Côté suppléments, Rimini Editions propose la version cinéma, un remontage pour l’exploitation en salles en France à l’été 1980. A l’instar de la mini série L’île mystérieuse (Juan Antonio Bardem et Henri Colpi, 1973), cette version grand écran est sans réel intérêt, car en plus de condenser une histoire déjà bien dépouillée, elle n’est pas franchement plus énergique que le matériel source. A l’opposé, le documentaire de 30 minutes d’Alexandre Jousse est passionnant et fourmille d’informations et d’anecdotes, depuis la conception jusqu’à l’exploitation de la série.
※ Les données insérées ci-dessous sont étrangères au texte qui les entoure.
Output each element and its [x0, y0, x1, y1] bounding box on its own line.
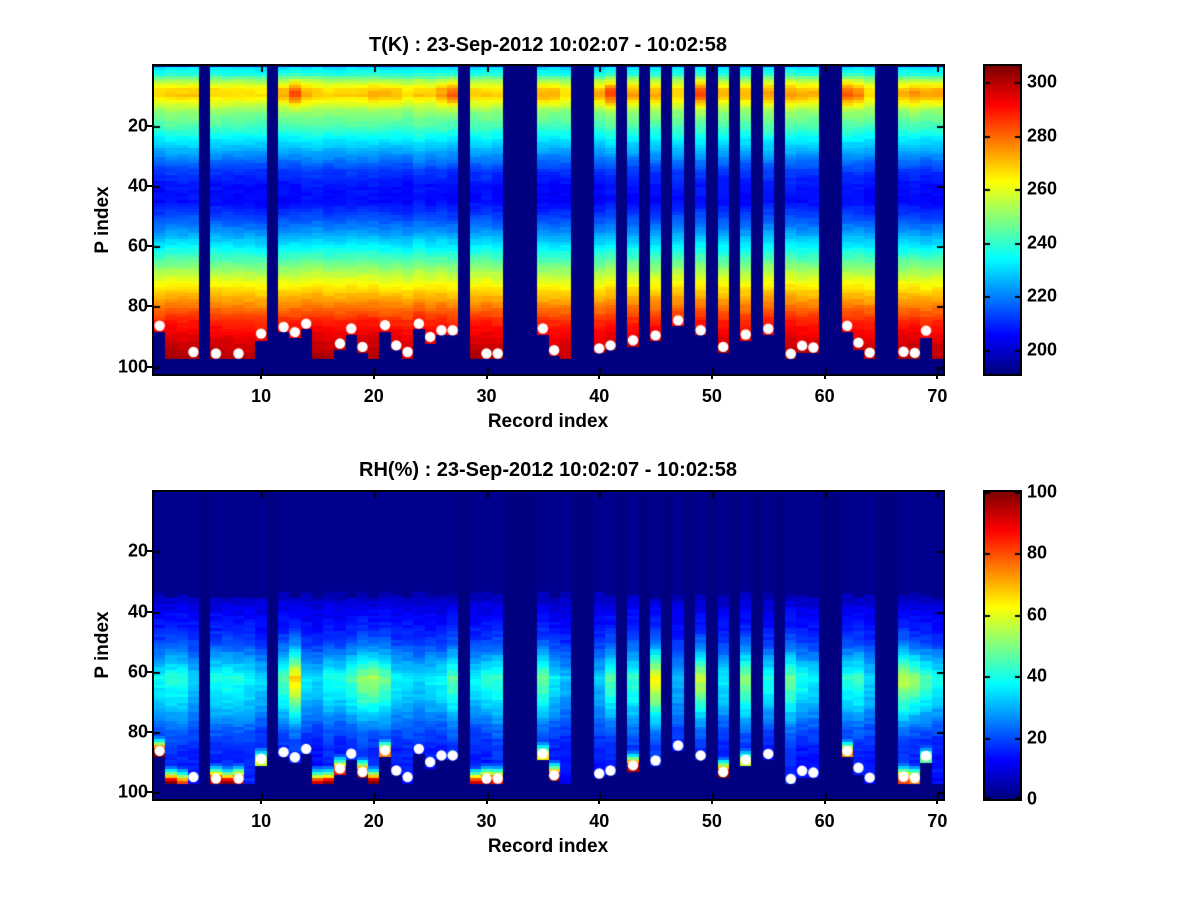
- temperature-colorbar-tick-label: 220: [1027, 285, 1058, 306]
- temperature-y-tick-label: 100: [117, 356, 148, 377]
- temperature-x-tick-mark: [372, 374, 375, 379]
- temperature-x-tick-mark: [485, 374, 488, 379]
- temperature-colorbar: [983, 64, 1022, 376]
- temperature-x-axis-label: Record index: [487, 411, 609, 432]
- temperature-colorbar-tick-label: 280: [1027, 125, 1058, 146]
- humidity-colorbar-tick-label: 20: [1027, 727, 1048, 748]
- temperature-x-tick-mark: [710, 374, 713, 379]
- temperature-colorbar-tick-label: 300: [1027, 71, 1058, 92]
- humidity-x-tick-mark: [936, 799, 939, 804]
- humidity-heatmap: [152, 490, 945, 801]
- temperature-heatmap-canvas: [154, 66, 943, 374]
- humidity-x-axis-label: Record index: [487, 836, 609, 857]
- humidity-colorbar-tick-label: 60: [1027, 604, 1048, 625]
- temperature-heatmap: [152, 64, 945, 376]
- humidity-heatmap-canvas: [154, 492, 943, 799]
- humidity-y-tick-mark: [147, 610, 152, 613]
- humidity-x-tick-mark: [372, 799, 375, 804]
- humidity-plot-title: RH(%) : 23-Sep-2012 10:02:07 - 10:02:58: [359, 459, 737, 481]
- humidity-y-tick-mark: [147, 670, 152, 673]
- temperature-x-tick-label: 30: [476, 386, 497, 406]
- humidity-x-tick-mark: [260, 799, 263, 804]
- humidity-colorbar-canvas: [985, 492, 1020, 799]
- temperature-colorbar-tick-label: 200: [1027, 339, 1058, 360]
- humidity-x-tick-mark: [823, 799, 826, 804]
- temperature-x-tick-mark: [936, 374, 939, 379]
- humidity-x-tick-label: 70: [927, 811, 948, 831]
- humidity-y-tick-mark: [147, 790, 152, 793]
- humidity-colorbar-tick-label: 40: [1027, 665, 1048, 686]
- humidity-colorbar: [983, 490, 1022, 801]
- temperature-x-tick-label: 20: [363, 386, 384, 406]
- temperature-colorbar-tick-label: 260: [1027, 178, 1058, 199]
- humidity-x-tick-label: 50: [701, 811, 722, 831]
- temperature-y-tick-mark: [147, 124, 152, 127]
- humidity-y-tick-label: 40: [127, 601, 148, 622]
- humidity-y-tick-label: 100: [117, 781, 148, 802]
- humidity-x-tick-label: 20: [363, 811, 384, 831]
- temperature-x-tick-mark: [260, 374, 263, 379]
- temperature-x-tick-mark: [823, 374, 826, 379]
- temperature-y-tick-mark: [147, 245, 152, 248]
- temperature-y-tick-mark: [147, 365, 152, 368]
- temperature-y-tick-label: 40: [127, 175, 148, 196]
- humidity-y-tick-label: 80: [127, 721, 148, 742]
- temperature-y-tick-mark: [147, 184, 152, 187]
- humidity-y-tick-label: 20: [127, 540, 148, 561]
- temperature-x-tick-label: 50: [701, 386, 722, 406]
- temperature-y-tick-label: 20: [127, 115, 148, 136]
- temperature-plot-title: T(K) : 23-Sep-2012 10:02:07 - 10:02:58: [369, 34, 727, 56]
- humidity-x-tick-mark: [710, 799, 713, 804]
- temperature-x-tick-label: 40: [589, 386, 610, 406]
- temperature-x-tick-label: 70: [927, 386, 948, 406]
- temperature-x-tick-label: 60: [814, 386, 835, 406]
- humidity-x-tick-label: 10: [251, 811, 272, 831]
- temperature-x-tick-mark: [598, 374, 601, 379]
- humidity-x-tick-mark: [485, 799, 488, 804]
- temperature-x-tick-label: 10: [251, 386, 272, 406]
- temperature-y-tick-mark: [147, 305, 152, 308]
- temperature-y-tick-label: 60: [127, 235, 148, 256]
- humidity-y-tick-mark: [147, 550, 152, 553]
- humidity-x-tick-label: 40: [589, 811, 610, 831]
- humidity-colorbar-tick-label: 80: [1027, 542, 1048, 563]
- humidity-colorbar-tick-label: 0: [1027, 788, 1038, 809]
- temperature-colorbar-tick-label: 240: [1027, 232, 1058, 253]
- humidity-y-tick-label: 60: [127, 661, 148, 682]
- temperature-colorbar-canvas: [985, 66, 1020, 374]
- humidity-y-tick-mark: [147, 730, 152, 733]
- humidity-colorbar-tick-label: 100: [1027, 481, 1058, 502]
- humidity-x-tick-mark: [598, 799, 601, 804]
- humidity-x-tick-label: 60: [814, 811, 835, 831]
- temperature-y-tick-label: 80: [127, 295, 148, 316]
- humidity-x-tick-label: 30: [476, 811, 497, 831]
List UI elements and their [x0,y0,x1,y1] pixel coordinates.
Quoi qu’on puisse par ailleurs penser de celle-ci, elle reste une tentative de SF intelligente, certes maladroite et datée, mais avec une réelle portée qui n’était sans doute pas en en phase avec les années 80 naissantes : « La vie se suffit à elle-même, acceptez-la et jouissez-en chaque jour, vivez aussi bien que possible, n’attendez rien de plus, ne détruisez rien, ne rabaissez rien, ne cherchez pas les défauts, ne souillez pas ce qui est beau, préservez tout ce qui est vivant… ». Un message écologique, pacifiste et presque athée, en totale contradiction avec son époque.